Wednesday, March 27, 2019

The United Province of Canada Was Created in 1841 in order to Rescue Upper Canada from Bankruptcy; the Tight Interface of Government and Business Led Directly to a Total Compromise of the Public Finances

William Hamilton Merritt's scheme for the Welland Canal was initially sold to the government of Upper Canada in 1824 with the assurance that the total cost of the project would not exceed $42,000 and that it would not cost the government a cent!
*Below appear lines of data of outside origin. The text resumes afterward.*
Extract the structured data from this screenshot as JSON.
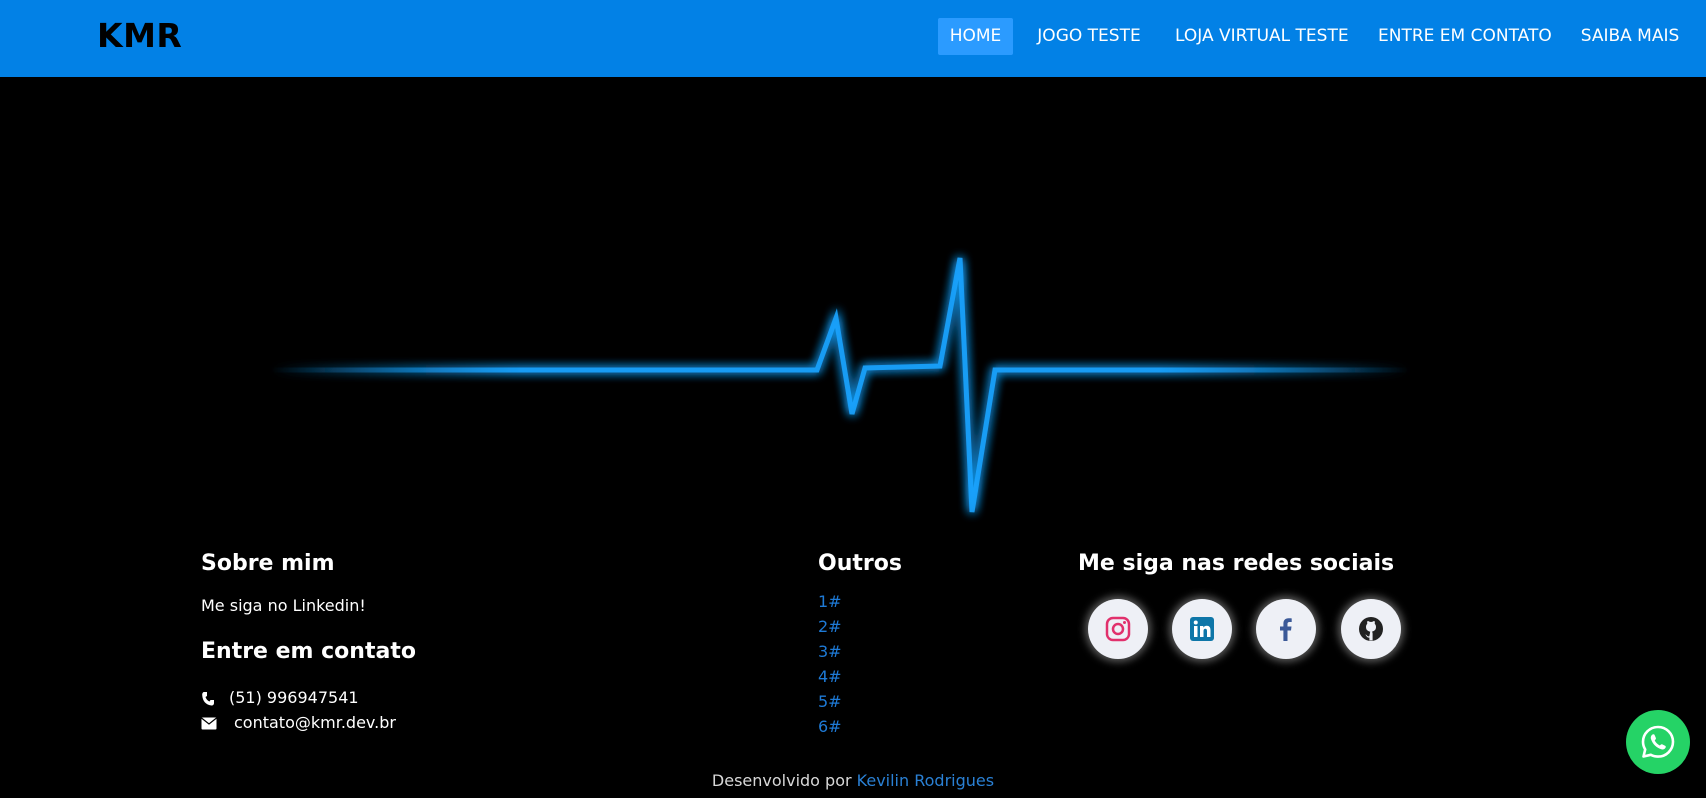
{
  "navbar": {
    "brand": "KMR",
    "items": [
      {
        "label": "HOME",
        "active": true
      },
      {
        "label": "JOGO TESTE"
      },
      {
        "label": "LOJA VIRTUAL TESTE"
      },
      {
        "label": "ENTRE EM CONTATO"
      },
      {
        "label": "SAIBA MAIS"
      }
    ],
    "color": "#0281e6"
  },
  "hero": {
    "graphic": "heartbeat-line",
    "line_color": "#1aa3ff"
  },
  "footer": {
    "about": {
      "heading": "Sobre mim",
      "text": "Me siga no Linkedin!"
    },
    "contact": {
      "heading": "Entre em contato",
      "phone": "(51) 996947541",
      "email": "contato@kmr.dev.br",
      "phone_icon": "phone-icon",
      "email_icon": "envelope-icon"
    },
    "others": {
      "heading": "Outros",
      "links": [
        "1#",
        "2#",
        "3#",
        "4#",
        "5#",
        "6#"
      ]
    },
    "social": {
      "heading": "Me siga nas redes sociais",
      "icons": [
        "instagram-icon",
        "linkedin-icon",
        "facebook-icon",
        "github-icon"
      ]
    },
    "credit": {
      "prefix": "Desenvolvido por",
      "author": "Kevilin Rodrigues"
    }
  },
  "whatsapp": {
    "icon": "whatsapp-icon",
    "color": "#25d366"
  }
}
Several million dollars later, in 1840, and with a total public investment of over one million dollars, some major rethinking of the finances of the colony was called for, as bankruptcy appeared imminent.

The Welland Canal episode illustrates many of the critical problems faced by colonial financiers and merchants of the period, and it set a number of important precedents for the future. Its tight interface of government and business was an often-repeated pattern in later years, and led directly to a total compromise of the public finances. The province was bankrupted by the drain on its resources imposed by the canal company. . . .

Despite increasing raids on the provincial treasury, the canal swallowed up capital in ever increasing amounts and other expediencies were tried. An effort to float a big loan with some unspecified "European" banking house foundered after William Lyon Mackenzie, the leader of the Reform party of the province, unveiled a long string of charges of corruption against the company. . . . The Assembly of the sister province, Lower Canada, was also under the control of a Reform movement unsympathetic to the machinations of the governing and mercantile cliques of the colonies: it would invest little to begin with, and nothing further as time went by. . . . increasing demands on the state were made until the outbreak of rebellion in 1837 and 1838 caused a complete collapse of provincial credit in Britain. . . .

The result was the Act of Union of 1841, whereby the two provinces were united in the expectation that spreading the burden of repayment of the bankrupt upper province's debts over the population of the almost debtless lower province would both reassure existing British debenture holders and widen the revenue base for future issues. In conjunction with an imperial guarantee of the interest of a new issue, the credit of the United Province was established in Britain and the path opened for Canadian finance to cultivate an inflow of British portfolio capital in the future.

--R. T. Naylor, The Banks and Finance Capital, vol. 1 of The History of Canadian Business, 1867-1914 (Montreal: McGill-Queen's University Press, 2006), 21-22.